Quote Originally Posted by Metis View Post

I finished reading the book. So, the blue spot has healing powers--if you lick it. But probably only temporary, like Nutmeg's. It's too bad that no one came up with a permanent solution to heal inner globs. I feel like, whether or not Toru or Kumiko had an inner 'glob', the clients who had them should have taken more proactive measures to find their own solutions, instead of repeatedly paying a healer for sessions without long-term effects. Toru healed his own blue spot by confronting the other world, and Creta--if it worked as she'd planned--repaired hers by having sex with her last prostitution client, Toru. (This author sure finds a lot of odd uses for sex!) But the wealthy women keep paying for temporary healing from others. They need to discover their own versions of the well, or the last prostitution client.
Yes comparing with Toru clients seem to choose very passive way of dealing with their "problems"- or rather making them go away for the while.

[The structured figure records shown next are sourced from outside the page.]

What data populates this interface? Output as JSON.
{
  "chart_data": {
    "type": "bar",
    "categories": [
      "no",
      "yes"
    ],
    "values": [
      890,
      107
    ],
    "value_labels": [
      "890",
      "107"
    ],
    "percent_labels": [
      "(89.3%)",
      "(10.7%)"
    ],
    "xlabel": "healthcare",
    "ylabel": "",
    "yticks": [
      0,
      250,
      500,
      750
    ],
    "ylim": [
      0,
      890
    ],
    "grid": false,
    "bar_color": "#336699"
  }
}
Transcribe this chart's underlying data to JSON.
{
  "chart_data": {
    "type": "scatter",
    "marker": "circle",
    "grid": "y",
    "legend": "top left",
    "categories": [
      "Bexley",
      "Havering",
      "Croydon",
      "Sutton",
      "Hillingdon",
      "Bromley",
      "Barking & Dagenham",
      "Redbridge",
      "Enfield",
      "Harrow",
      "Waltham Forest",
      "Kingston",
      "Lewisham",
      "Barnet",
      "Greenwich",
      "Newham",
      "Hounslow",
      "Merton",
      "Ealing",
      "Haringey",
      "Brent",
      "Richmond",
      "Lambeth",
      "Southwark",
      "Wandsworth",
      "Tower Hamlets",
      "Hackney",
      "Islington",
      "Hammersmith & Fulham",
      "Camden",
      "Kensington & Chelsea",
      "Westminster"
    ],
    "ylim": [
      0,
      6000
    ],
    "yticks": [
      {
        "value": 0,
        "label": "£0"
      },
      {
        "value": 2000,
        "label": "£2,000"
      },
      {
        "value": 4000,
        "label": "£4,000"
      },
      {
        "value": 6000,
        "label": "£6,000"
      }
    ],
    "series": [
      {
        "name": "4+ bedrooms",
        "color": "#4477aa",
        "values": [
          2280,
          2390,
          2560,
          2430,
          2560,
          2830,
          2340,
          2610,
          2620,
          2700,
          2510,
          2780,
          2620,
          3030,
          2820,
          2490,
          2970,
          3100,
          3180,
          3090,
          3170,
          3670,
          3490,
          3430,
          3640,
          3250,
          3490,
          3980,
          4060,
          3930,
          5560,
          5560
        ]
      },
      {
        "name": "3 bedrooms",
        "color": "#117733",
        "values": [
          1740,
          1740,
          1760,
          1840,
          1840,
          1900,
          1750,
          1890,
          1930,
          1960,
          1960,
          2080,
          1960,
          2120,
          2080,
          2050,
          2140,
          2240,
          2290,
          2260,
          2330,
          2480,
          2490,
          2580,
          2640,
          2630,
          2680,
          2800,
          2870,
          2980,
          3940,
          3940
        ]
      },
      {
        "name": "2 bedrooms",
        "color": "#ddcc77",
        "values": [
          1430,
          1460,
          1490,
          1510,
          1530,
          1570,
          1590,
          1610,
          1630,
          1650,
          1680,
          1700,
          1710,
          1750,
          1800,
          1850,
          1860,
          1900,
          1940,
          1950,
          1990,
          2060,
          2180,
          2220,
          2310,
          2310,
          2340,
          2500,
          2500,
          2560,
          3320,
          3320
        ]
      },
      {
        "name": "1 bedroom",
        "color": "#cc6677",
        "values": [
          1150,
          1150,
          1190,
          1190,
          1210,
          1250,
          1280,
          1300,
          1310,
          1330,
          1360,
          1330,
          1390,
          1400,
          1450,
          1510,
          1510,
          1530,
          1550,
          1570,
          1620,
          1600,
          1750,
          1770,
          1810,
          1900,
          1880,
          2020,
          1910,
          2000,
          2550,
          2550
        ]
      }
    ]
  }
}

It's funny because Toru seems like very passive character. A lot of things seem to simply happen to him. He talk with woman because she calls him, she talks with Malta because Kumiko tells him to, with Kreta because she comes, Nutmeg also found him. He is an observer type and during reading I have a thought that a lot of things happen to him simply because he doesn't say "Leave me alone". On the other hand he can fight for what he believes as for his relationship. The book advises to stop and observe. So perhaps that's a way of being active noticing, understanding and taking opportunities as they come.

My other thought- I was thinking about what was said in the second part of Mamiya story. He wrote that it was easier in past when the evil was more evident. Later it became more masked, more manipulative. (or something similar) I thought that Noboru represented this modern evil - which is making good impression, but is creating the destruction in complex ways.